By Charlotte Kula-Przezwanski

I think we all know that great apparel brands maintain competitive advantage by consistently executing on time. Executing late, or under constant pressure, is not a mark of creativity. It’s just bad management.

Do you have friends who always run late?

It’s annoying, right? When they keep you waiting, you’re not so eager to see them next time.

So it is with customers. If you don’t give them what they want, on their schedule, they find other brands that do.

That’s why you turn your company upside-down to deliver what they want, when they want it.

What great apparel brands do differently? The best-run companies are fast and efficient, but they are not frenzied. They don’t have to be. These top performers have excellent design, execution, growth, and profitability. They’ve honed their competitive advantage through the consistency of their execution.

Here’s how they do it:

  • They share a disciplined commitment to achieving the few critical milestones that are essential to meeting company goals.
  • They carefully manage their time and tasks between the milestones.
  • They hold each other accountable to meet their deadlines. Everyone. Even their CEO.

These are what I call calendar-managed enterprises (CME). The concept is simple, but the discipline is hard. Why it pays to execute on time, all the time. It’s worth the effort. Companies that run this way have built in time for creativity. They accommodate the inevitable surprises. They operate more smoothly, with less stress, less crisis management. Company morale improves. Costs go down. Customers are satisfied. They keep coming back. Market share increases. Profits increase. Share values rise.

Sadly we all know that missed internal deadlines drain profit from many apparel brands:

  • Merchandise Planning didn’t align demand forecasts with Sourcing
  • Suppliers did not receive style and colour corrections in time
  • Even expedited air shipments arrived late at the warehouse
  • Budget delays occurred because Merchandise Planning and Finance were not aligned

Getting serious about executing on time

Despite the challenges, many companies big and small have begun changing their culture to one that executes on time, all the time. The first step is to identify the single most important timeline for your company. For most apparel companies, it is the cycle from product to customer. Your product-development cycle should become the primary timeline that anchors all other priorities and activities.
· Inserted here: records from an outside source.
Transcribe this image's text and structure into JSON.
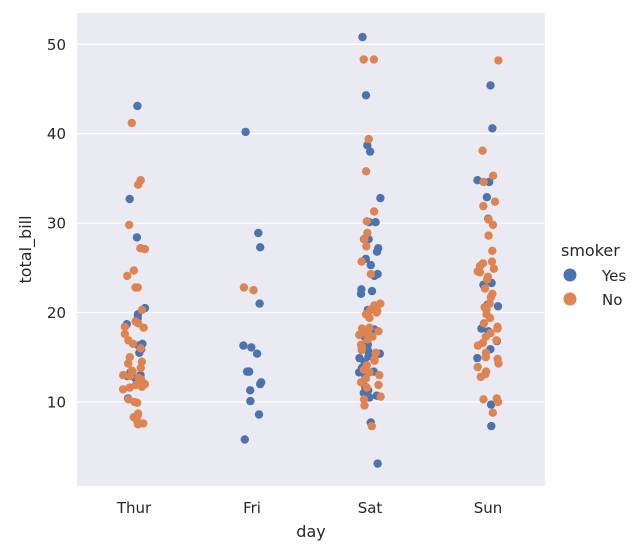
{
  "chart_data": {
    "type": "scatter",
    "style": "strip",
    "xlabel": "day",
    "ylabel": "total_bill",
    "categories": [
      "Thur",
      "Fri",
      "Sat",
      "Sun"
    ],
    "ylim": [
      0.6,
      53.5
    ],
    "yticks": [
      10,
      20,
      30,
      40,
      50
    ],
    "grid": true,
    "background": "#eaeaf2",
    "legend": {
      "title": "smoker",
      "placement": "right",
      "entries": [
        {
          "label": "Yes",
          "color": "#4c72b0"
        },
        {
          "label": "No",
          "color": "#dd8452"
        }
      ]
    },
    "series": [
      {
        "name": "Yes",
        "color": "#4c72b0",
        "points": [
          [
            "Thur",
            43.1
          ],
          [
            "Thur",
            32.7
          ],
          [
            "Thur",
            28.4
          ],
          [
            "Thur",
            20.5
          ],
          [
            "Thur",
            19.8
          ],
          [
            "Thur",
            19.4
          ],
          [
            "Thur",
            18.7
          ],
          [
            "Thur",
            16.5
          ],
          [
            "Thur",
            16.3
          ],
          [
            "Thur",
            15.9
          ],
          [
            "Thur",
            15.5
          ],
          [
            "Thur",
            13.3
          ],
          [
            "Thur",
            13.0
          ],
          [
            "Thur",
            12.9
          ],
          [
            "Thur",
            12.6
          ],
          [
            "Thur",
            10.4
          ],
          [
            "Fri",
            40.2
          ],
          [
            "Fri",
            28.9
          ],
          [
            "Fri",
            27.3
          ],
          [
            "Fri",
            21.0
          ],
          [
            "Fri",
            16.3
          ],
          [
            "Fri",
            16.1
          ],
          [
            "Fri",
            15.4
          ],
          [
            "Fri",
            13.4
          ],
          [
            "Fri",
            13.4
          ],
          [
            "Fri",
            13.4
          ],
          [
            "Fri",
            12.2
          ],
          [
            "Fri",
            12.0
          ],
          [
            "Fri",
            11.3
          ],
          [
            "Fri",
            10.1
          ],
          [
            "Fri",
            8.6
          ],
          [
            "Fri",
            5.8
          ],
          [
            "Sat",
            50.8
          ],
          [
            "Sat",
            44.3
          ],
          [
            "Sat",
            38.7
          ],
          [
            "Sat",
            38.0
          ],
          [
            "Sat",
            32.8
          ],
          [
            "Sat",
            30.1
          ],
          [
            "Sat",
            30.1
          ],
          [
            "Sat",
            28.2
          ],
          [
            "Sat",
            28.2
          ],
          [
            "Sat",
            27.2
          ],
          [
            "Sat",
            26.8
          ],
          [
            "Sat",
            26.0
          ],
          [
            "Sat",
            25.3
          ],
          [
            "Sat",
            24.3
          ],
          [
            "Sat",
            24.1
          ],
          [
            "Sat",
            22.6
          ],
          [
            "Sat",
            22.4
          ],
          [
            "Sat",
            22.1
          ],
          [
            "Sat",
            20.6
          ],
          [
            "Sat",
            20.3
          ],
          [
            "Sat",
            18.1
          ],
          [
            "Sat",
            17.3
          ],
          [
            "Sat",
            16.6
          ],
          [
            "Sat",
            16.4
          ],
          [
            "Sat",
            15.7
          ],
          [
            "Sat",
            15.4
          ],
          [
            "Sat",
            15.1
          ],
          [
            "Sat",
            14.9
          ],
          [
            "Sat",
            14.5
          ],
          [
            "Sat",
            13.8
          ],
          [
            "Sat",
            13.4
          ],
          [
            "Sat",
            13.3
          ],
          [
            "Sat",
            12.8
          ],
          [
            "Sat",
            11.7
          ],
          [
            "Sat",
            11.3
          ],
          [
            "Sat",
            11.0
          ],
          [
            "Sat",
            10.7
          ],
          [
            "Sat",
            10.5
          ],
          [
            "Sat",
            7.7
          ],
          [
            "Sat",
            3.1
          ],
          [
            "Sun",
            45.4
          ],
          [
            "Sun",
            40.6
          ],
          [
            "Sun",
            34.8
          ],
          [
            "Sun",
            34.6
          ],
          [
            "Sun",
            32.9
          ],
          [
            "Sun",
            30.5
          ],
          [
            "Sun",
            23.3
          ],
          [
            "Sun",
            23.1
          ],
          [
            "Sun",
            20.9
          ],
          [
            "Sun",
            20.7
          ],
          [
            "Sun",
            18.2
          ],
          [
            "Sun",
            17.9
          ],
          [
            "Sun",
            16.8
          ],
          [
            "Sun",
            15.9
          ],
          [
            "Sun",
            14.9
          ],
          [
            "Sun",
            9.7
          ],
          [
            "Sun",
            7.3
          ]
        ]
      },
      {
        "name": "No",
        "color": "#dd8452",
        "points": [
          [
            "Thur",
            41.2
          ],
          [
            "Thur",
            34.8
          ],
          [
            "Thur",
            34.3
          ],
          [
            "Thur",
            29.8
          ],
          [
            "Thur",
            27.2
          ],
          [
            "Thur",
            27.1
          ],
          [
            "Thur",
            24.7
          ],
          [
            "Thur",
            24.1
          ],
          [
            "Thur",
            22.8
          ],
          [
            "Thur",
            22.8
          ],
          [
            "Thur",
            20.3
          ],
          [
            "Thur",
            19.0
          ],
          [
            "Thur",
            18.8
          ],
          [
            "Thur",
            18.4
          ],
          [
            "Thur",
            18.3
          ],
          [
            "Thur",
            17.6
          ],
          [
            "Thur",
            16.9
          ],
          [
            "Thur",
            16.5
          ],
          [
            "Thur",
            16.0
          ],
          [
            "Thur",
            15.0
          ],
          [
            "Thur",
            14.5
          ],
          [
            "Thur",
            14.3
          ],
          [
            "Thur",
            13.8
          ],
          [
            "Thur",
            13.5
          ],
          [
            "Thur",
            13.4
          ],
          [
            "Thur",
            13.0
          ],
          [
            "Thur",
            12.9
          ],
          [
            "Thur",
            12.7
          ],
          [
            "Thur",
            12.5
          ],
          [
            "Thur",
            12.4
          ],
          [
            "Thur",
            12.0
          ],
          [
            "Thur",
            11.9
          ],
          [
            "Thur",
            11.7
          ],
          [
            "Thur",
            11.6
          ],
          [
            "Thur",
            11.4
          ],
          [
            "Thur",
            10.3
          ],
          [
            "Thur",
            10.0
          ],
          [
            "Thur",
            9.9
          ],
          [
            "Thur",
            8.7
          ],
          [
            "Thur",
            8.5
          ],
          [
            "Thur",
            8.3
          ],
          [
            "Thur",
            7.8
          ],
          [
            "Thur",
            7.6
          ],
          [
            "Thur",
            7.5
          ],
          [
            "Fri",
            22.8
          ],
          [
            "Fri",
            22.5
          ],
          [
            "Sat",
            48.3
          ],
          [
            "Sat",
            48.3
          ],
          [
            "Sat",
            39.4
          ],
          [
            "Sat",
            35.8
          ],
          [
            "Sat",
            31.3
          ],
          [
            "Sat",
            30.2
          ],
          [
            "Sat",
            28.9
          ],
          [
            "Sat",
            28.2
          ],
          [
            "Sat",
            27.4
          ],
          [
            "Sat",
            25.7
          ],
          [
            "Sat",
            24.3
          ],
          [
            "Sat",
            21.0
          ],
          [
            "Sat",
            20.8
          ],
          [
            "Sat",
            20.3
          ],
          [
            "Sat",
            20.2
          ],
          [
            "Sat",
            20.0
          ],
          [
            "Sat",
            19.8
          ],
          [
            "Sat",
            19.4
          ],
          [
            "Sat",
            18.3
          ],
          [
            "Sat",
            18.2
          ],
          [
            "Sat",
            17.9
          ],
          [
            "Sat",
            17.7
          ],
          [
            "Sat",
            17.5
          ],
          [
            "Sat",
            17.3
          ],
          [
            "Sat",
            17.0
          ],
          [
            "Sat",
            16.4
          ],
          [
            "Sat",
            16.2
          ],
          [
            "Sat",
            16.0
          ],
          [
            "Sat",
            15.8
          ],
          [
            "Sat",
            15.5
          ],
          [
            "Sat",
            14.8
          ],
          [
            "Sat",
            14.6
          ],
          [
            "Sat",
            14.1
          ],
          [
            "Sat",
            13.6
          ],
          [
            "Sat",
            13.3
          ],
          [
            "Sat",
            13.0
          ],
          [
            "Sat",
            12.6
          ],
          [
            "Sat",
            12.2
          ],
          [
            "Sat",
            11.9
          ],
          [
            "Sat",
            11.6
          ],
          [
            "Sat",
            10.6
          ],
          [
            "Sat",
            10.3
          ],
          [
            "Sat",
            9.6
          ],
          [
            "Sat",
            7.3
          ],
          [
            "Sun",
            48.2
          ],
          [
            "Sun",
            38.1
          ],
          [
            "Sun",
            35.3
          ],
          [
            "Sun",
            34.6
          ],
          [
            "Sun",
            32.4
          ],
          [
            "Sun",
            31.9
          ],
          [
            "Sun",
            30.4
          ],
          [
            "Sun",
            29.8
          ],
          [
            "Sun",
            28.6
          ],
          [
            "Sun",
            26.9
          ],
          [
            "Sun",
            25.7
          ],
          [
            "Sun",
            25.5
          ],
          [
            "Sun",
            25.2
          ],
          [
            "Sun",
            24.9
          ],
          [
            "Sun",
            24.6
          ],
          [
            "Sun",
            24.5
          ],
          [
            "Sun",
            24.0
          ],
          [
            "Sun",
            23.7
          ],
          [
            "Sun",
            22.7
          ],
          [
            "Sun",
            22.1
          ],
          [
            "Sun",
            21.7
          ],
          [
            "Sun",
            21.0
          ],
          [
            "Sun",
            20.6
          ],
          [
            "Sun",
            20.3
          ],
          [
            "Sun",
            19.8
          ],
          [
            "Sun",
            19.4
          ],
          [
            "Sun",
            18.8
          ],
          [
            "Sun",
            18.4
          ],
          [
            "Sun",
            18.2
          ],
          [
            "Sun",
            17.7
          ],
          [
            "Sun",
            17.3
          ],
          [
            "Sun",
            16.9
          ],
          [
            "Sun",
            16.6
          ],
          [
            "Sun",
            16.3
          ],
          [
            "Sun",
            15.5
          ],
          [
            "Sun",
            15.0
          ],
          [
            "Sun",
            14.8
          ],
          [
            "Sun",
            14.3
          ],
          [
            "Sun",
            13.9
          ],
          [
            "Sun",
            13.4
          ],
          [
            "Sun",
            13.1
          ],
          [
            "Sun",
            12.8
          ],
          [
            "Sun",
            10.4
          ],
          [
            "Sun",
            10.3
          ],
          [
            "Sun",
            10.0
          ],
          [
            "Sun",
            8.8
          ]
        ]
      }
    ]
  }
}
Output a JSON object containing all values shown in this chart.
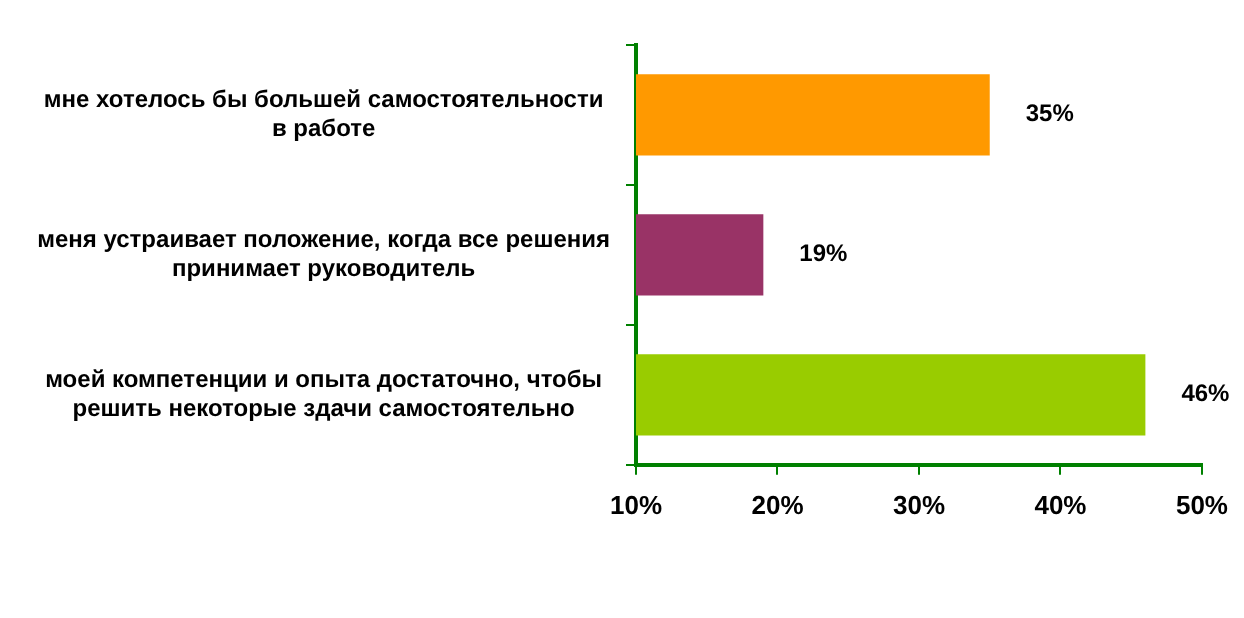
{
  "chart_data": {
    "type": "bar",
    "orientation": "horizontal",
    "categories": [
      "мне хотелось бы большей самостоятельности в работе",
      "меня устраивает положение, когда все решения принимает руководитель",
      "моей компетенции и опыта достаточно, чтобы решить некоторые здачи самостоятельно"
    ],
    "values": [
      35,
      19,
      46
    ],
    "colors": [
      "#ff9900",
      "#993366",
      "#99cc00"
    ],
    "value_labels": [
      "35%",
      "19%",
      "46%"
    ],
    "xlim": [
      10,
      50
    ],
    "xticks": [
      {
        "value": 10,
        "label": "10%"
      },
      {
        "value": 20,
        "label": "20%"
      },
      {
        "value": 30,
        "label": "30%"
      },
      {
        "value": 40,
        "label": "40%"
      },
      {
        "value": 50,
        "label": "50%"
      }
    ],
    "grid": false,
    "legend": false
  }
}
With CME, you simply don’t miss deadlines. You always make up for lost time. The more discipline you master, the more flexibility you gain.

CME operates by five easy guiding principles:

  1. Senior leadership sponsors the program and endorses it visibly
  2. Roles and responsibilities are clearly defined
  3. You manage only a handful of critical milestones. The milestones are non-negotiable dates when teams make key decisions to move forward. All other company activities synchronize and defer to these milestones
  4. Each critical milestone and its supporting tasks have a single owner and point of contact
  5. An administrator manages the process by exception. Exceptions appear on weekly reports. The administrator manages corrective actions to keep everyone on schedule

The many benefits of doing so boil down to two words: competitive advantage.

Apparel brands that have mastered on-time execution are formidable competitors. They execute like clockwork, year after year. Their consistency makes possible many of the competitive advantages they enjoy. They experience robust growth, even as other apparel brands struggle.

CME may not be right for all companies. It often requires a big culture change to implement it. Even so, CME has strong appeal. Businesses unknowingly pay a high price for letting their own deadlines slip. They can slash this cost by committing to execute on time, all the time.